朱無憂從地上爬起來,拍了拍身上的塵土,“王爺,下官此次前來,是要帶著罪民回去的,還請王爺將人歸還,不要胡攪蠻纏。”
李君衍神色驟然冷了下來,“罪民?本王的庭州隻有庭州的百姓,沒有你所說的罪民。
朱無憂,本王看在你是一州刺史的份兒上,原諒你剛剛言語不當。可你若是再胡攪蠻纏,就不要怪本王不講情麵了。”
朱無憂的臉色變了又變,過了好一會兒才咬著牙開口,“既然王爺說這些人是庭州的百姓,那他們為何要住在外麵?睡在帳篷裡?”
“庭州三年大旱,本王好不容易培育了莊稼,帶著人耕種。

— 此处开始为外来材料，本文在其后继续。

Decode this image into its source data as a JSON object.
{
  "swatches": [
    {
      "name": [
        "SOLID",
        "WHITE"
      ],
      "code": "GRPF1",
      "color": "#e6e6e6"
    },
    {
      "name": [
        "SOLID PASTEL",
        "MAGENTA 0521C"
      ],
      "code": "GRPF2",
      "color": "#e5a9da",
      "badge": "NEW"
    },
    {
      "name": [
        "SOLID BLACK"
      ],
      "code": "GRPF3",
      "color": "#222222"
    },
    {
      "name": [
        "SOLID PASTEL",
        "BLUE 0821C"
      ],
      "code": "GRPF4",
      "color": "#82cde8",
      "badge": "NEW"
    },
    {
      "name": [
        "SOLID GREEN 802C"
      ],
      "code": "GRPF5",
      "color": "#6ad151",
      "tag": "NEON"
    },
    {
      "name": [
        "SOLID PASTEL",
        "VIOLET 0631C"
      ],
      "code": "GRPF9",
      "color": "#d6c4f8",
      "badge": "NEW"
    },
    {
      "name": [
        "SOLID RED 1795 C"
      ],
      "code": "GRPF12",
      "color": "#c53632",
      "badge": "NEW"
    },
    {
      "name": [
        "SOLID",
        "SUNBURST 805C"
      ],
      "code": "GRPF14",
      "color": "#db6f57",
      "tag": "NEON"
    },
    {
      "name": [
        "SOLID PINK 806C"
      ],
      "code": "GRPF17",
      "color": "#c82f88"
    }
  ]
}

他們害怕莊稼被偷被搶,住在外麵是為了更好地看護農田,有何不可?
朱無憂,你一個西州刺史,不好好去管你西州的事情,來本王的庭州耀武揚威,咄咄相逼,是看本王太好說話了嗎?”
感受到李君衍眼中的殺意,朱無憂瞬間一凜,行禮道,“下官不敢。”
“既然不敢,就滾回你的西州去。”
“可賦稅——”
“藩王不是需要向朝廷交賦稅,至於之前?之前的事情本王怎麼會知道?
庭州之前沒有刺史,好像是朱刺史你兼理的。
本王現在問你,庭州之前三年的賦稅去了哪裡?
限你五日之內,把賦稅和賬本都整理好,給本王送過來。
若是到了時間還沒送來,本王會親自去西州刺史府要。
到時候,可就沒這麼好說話了!”
朱無憂目瞪口呆地看著李君衍,怎麼也沒想到,事情竟然會發展成這樣。
他來庭州的兩個目的都沒達成,甚至還搬起石頭砸斷了自己的腳。
庭州的賦稅早就已經送去給了太子,現在讓他上哪兒將這賦稅和賬本變出來?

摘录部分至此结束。